Instead, we decided to do a very small, intimate gathering in our parent's backyard and push the big celebration to the following year. It was a hard decision, but I personally think it worked out great. The weather was amazing in early October and only a few folks, namely grandparents, were unable to attend.

Only our very immediate family and wedding party were asked to attend. One of our closest friends took the time to get ordained, and did us the honor of officiating the event. It was odd at first that everyone wore masks, but it was the right thing to do. Besides my beautiful bride, I think the cake was my favorite thing.

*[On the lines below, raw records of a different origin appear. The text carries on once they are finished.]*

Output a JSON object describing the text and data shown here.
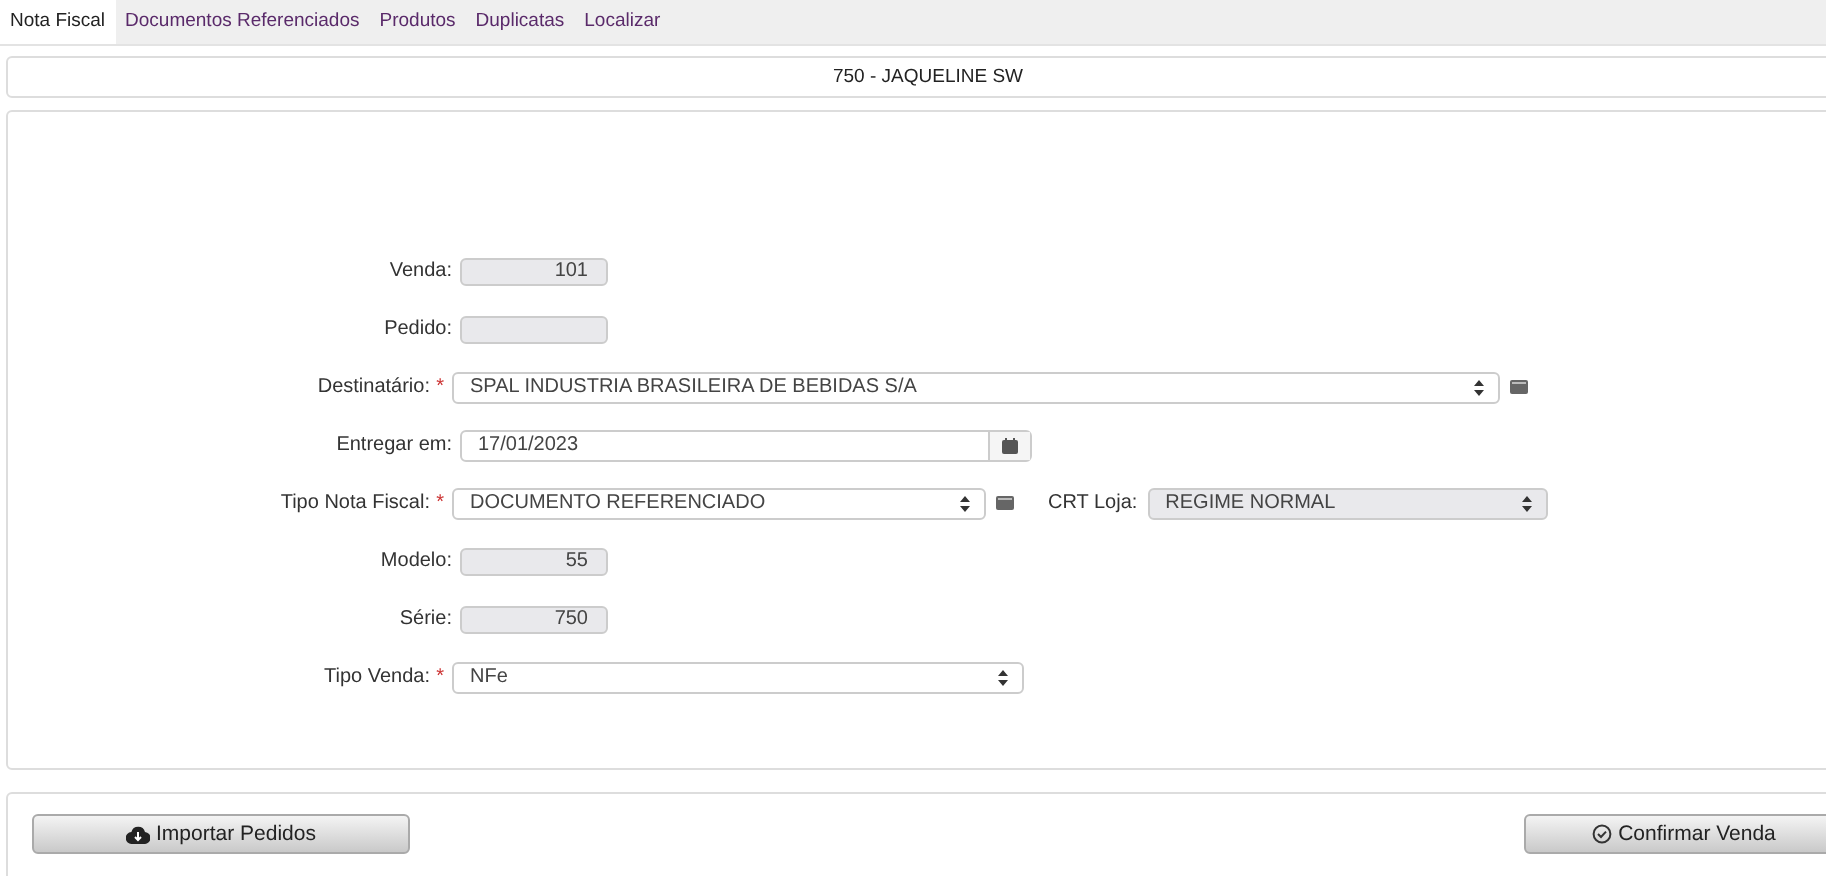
{
  "tabs": [
    {
      "label": "Nota Fiscal",
      "selected": true
    },
    {
      "label": "Documentos Referenciados",
      "selected": false
    },
    {
      "label": "Produtos",
      "selected": false
    },
    {
      "label": "Duplicatas",
      "selected": false
    },
    {
      "label": "Localizar",
      "selected": false
    }
  ],
  "header": {
    "title": "750 - JAQUELINE SW"
  },
  "fields": [
    {
      "kind": "readonly",
      "label": "Venda:",
      "value": "101"
    },
    {
      "kind": "readonly",
      "label": "Pedido:"
    },
    {
      "kind": "select",
      "label": "Destinatário:",
      "required_mark": "*",
      "value": "SPAL INDUSTRIA BRASILEIRA DE BEBIDAS S/A",
      "side_button": true
    },
    {
      "kind": "date",
      "label": "Entregar em:",
      "value": "17/01/2023"
    },
    {
      "kind": "select",
      "label": "Tipo Nota Fiscal:",
      "required_mark": "*",
      "value": "DOCUMENTO REFERENCIADO",
      "side_button": true,
      "extra": {
        "label": "CRT Loja:",
        "value": "REGIME NORMAL",
        "disabled": true
      }
    },
    {
      "kind": "readonly",
      "label": "Modelo:",
      "value": "55"
    },
    {
      "kind": "readonly",
      "label": "Série:",
      "value": "750"
    },
    {
      "kind": "select",
      "label": "Tipo Venda:",
      "required_mark": "*",
      "value": "NFe",
      "side_button": false
    }
  ],
  "buttons": [
    {
      "kind": "import",
      "label": "Importar Pedidos"
    },
    {
      "kind": "confirm",
      "label": "Confirmar Venda"
    }
  ]
}
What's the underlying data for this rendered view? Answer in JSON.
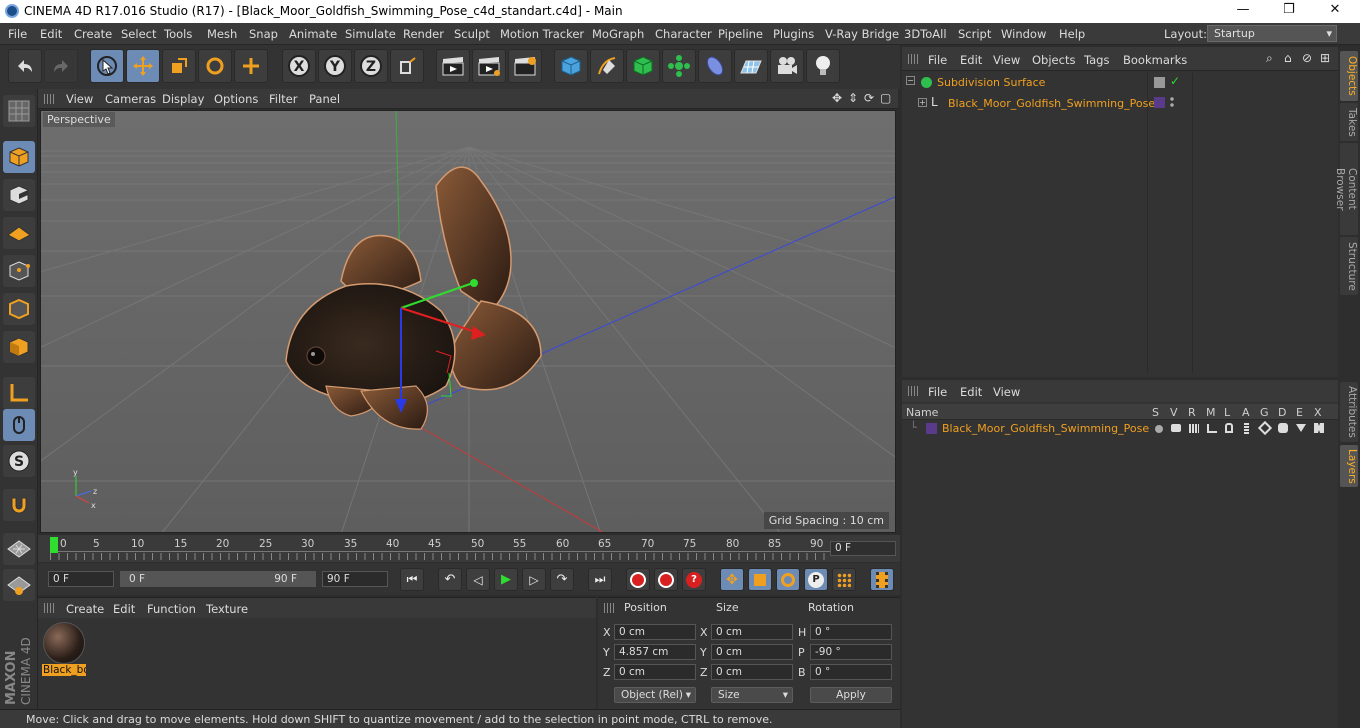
{
  "window": {
    "title": "CINEMA 4D R17.016 Studio (R17) - [Black_Moor_Goldfish_Swimming_Pose_c4d_standart.c4d] - Main",
    "minimize": "—",
    "maximize": "❒",
    "close": "✕"
  },
  "menu": [
    "File",
    "Edit",
    "Create",
    "Select",
    "Tools",
    "Mesh",
    "Snap",
    "Animate",
    "Simulate",
    "Render",
    "Sculpt",
    "Motion Tracker",
    "MoGraph",
    "Character",
    "Pipeline",
    "Plugins",
    "V-Ray Bridge",
    "3DToAll",
    "Script",
    "Window",
    "Help"
  ],
  "layout": {
    "label": "Layout:",
    "value": "Startup"
  },
  "viewport": {
    "menu": [
      "View",
      "Cameras",
      "Display",
      "Options",
      "Filter",
      "Panel"
    ],
    "label": "Perspective",
    "grid_spacing": "Grid Spacing : 10 cm"
  },
  "timeline": {
    "ticks": [
      "0",
      "5",
      "10",
      "15",
      "20",
      "25",
      "30",
      "35",
      "40",
      "45",
      "50",
      "55",
      "60",
      "65",
      "70",
      "75",
      "80",
      "85",
      "90"
    ],
    "current_frame": "0 F"
  },
  "transport": {
    "start": "0 F",
    "range_start": "0 F",
    "range_end": "90 F",
    "end": "90 F"
  },
  "material": {
    "menu": [
      "Create",
      "Edit",
      "Function",
      "Texture"
    ],
    "item_name": "Black_bo"
  },
  "coordinates": {
    "headers": {
      "position": "Position",
      "size": "Size",
      "rotation": "Rotation"
    },
    "rows": [
      {
        "axis": "X",
        "pos": "0 cm",
        "size_axis": "X",
        "size": "0 cm",
        "rot_axis": "H",
        "rot": "0 °"
      },
      {
        "axis": "Y",
        "pos": "4.857 cm",
        "size_axis": "Y",
        "size": "0 cm",
        "rot_axis": "P",
        "rot": "-90 °"
      },
      {
        "axis": "Z",
        "pos": "0 cm",
        "size_axis": "Z",
        "size": "0 cm",
        "rot_axis": "B",
        "rot": "0 °"
      }
    ],
    "mode": "Object (Rel)",
    "size_mode": "Size",
    "apply": "Apply"
  },
  "objects": {
    "menu": [
      "File",
      "Edit",
      "View",
      "Objects",
      "Tags",
      "Bookmarks"
    ],
    "items": [
      {
        "name": "Subdivision Surface"
      },
      {
        "name": "Black_Moor_Goldfish_Swimming_Pose"
      }
    ]
  },
  "layers": {
    "menu": [
      "File",
      "Edit",
      "View"
    ],
    "columns": [
      "Name",
      "S",
      "V",
      "R",
      "M",
      "L",
      "A",
      "G",
      "D",
      "E",
      "X"
    ],
    "items": [
      {
        "name": "Black_Moor_Goldfish_Swimming_Pose"
      }
    ]
  },
  "side_tabs": [
    "Objects",
    "Takes",
    "Content Browser",
    "Structure",
    "Attributes",
    "Layers"
  ],
  "status": "Move: Click and drag to move elements. Hold down SHIFT to quantize movement / add to the selection in point mode, CTRL to remove.",
  "brand": {
    "maker": "MAXON",
    "product": "CINEMA 4D"
  },
  "colors": {
    "accent": "#6c8bb5",
    "highlight": "#f0a020",
    "layer": "#5a3a8a"
  }
}
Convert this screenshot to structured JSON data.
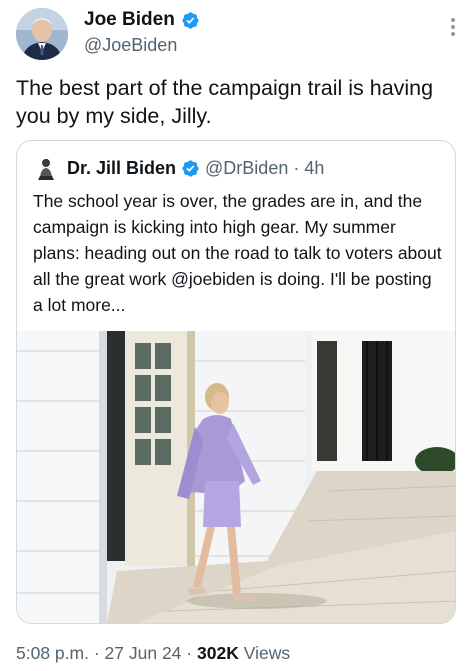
{
  "author": {
    "name": "Joe Biden",
    "handle": "@JoeBiden",
    "verified": true,
    "avatar_icon": "profile-photo"
  },
  "tweet": {
    "text": "The best part of the campaign trail is having you by my side, Jilly."
  },
  "quoted": {
    "name": "Dr. Jill Biden",
    "handle": "@DrBiden",
    "separator": "·",
    "time": "4h",
    "text": "The school year is over, the grades are in, and the campaign is kicking into high gear. My summer plans: heading out on the road to talk to voters about all the great work @joebiden is doing. I'll be posting a lot more...",
    "image": "photo-woman-in-lavender-suit-walking-outside-white-building"
  },
  "footer": {
    "time": "5:08 p.m.",
    "sep1": "·",
    "date": "27 Jun 24",
    "sep2": "·",
    "views_count": "302K",
    "views_label": "Views"
  },
  "colors": {
    "text": "#0f1419",
    "secondary": "#536471",
    "verified": "#1d9bf0",
    "border": "#cfd9de"
  }
}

Almost three months in, and its going pretty well, albeit not much has changed. She is still my best friend, and we are working hard to make it through this pandemic, amongst other things.

At the Old Manor

The pandemic has definitely changed our dynamic as a family this year. We have started to see family less often in person as the year has dragged on. My wife and I have been working from home for almost a year now. It is really funny to think back about how I considered a position with Mozilla (makers of Firefox) which would have been 100% remote, and now we both get a year long taste of it. It has been interesting, but I do believe I have been more productive (at the expense of physical activity mentioned previously)

The kids are also going on a year of remote learning this upcoming March. It is different, but there are still plenty of good things that have come of it. More on that later...

Ask my wife, I always say I don't get enough time with my kids. I am a divorced parent with 50/50 custody with my ex-wife. The pandemic has allowed me more time with my children and my new wife. It is amazing how much time is saved not having to drive to and take the train downtown. It still does not feel like enough but definitely more than it did.

As a result, we have started a few family traditions. We play a lot of Uno and board games in general. We have been able to do things like take daily walks, and learn how to better be a family.

We were also lucky enough to have my brother stay with us for about a month. It was nice to see him as well as to have a helping hand with the kids even if it was only a short time. I think I will most remember the few times he went with us to the forest preserves. He enjoyed using an app to identify plants with the kids.

Other than our wedding (more on that later) months seem to run together much like this sad but true website illustrates. We all watch shows and movies together, or play video and board games to keep life interesting.

A Year of Video Calls

COVID as stated, has unfortunately derailed our year. As a result, we have all had to somewhat forcibly get used to getting our social interaction via apps like Zoom or HouseParty. Our children have had to get used to using Seesaw and Google Classroom to get the learning they need.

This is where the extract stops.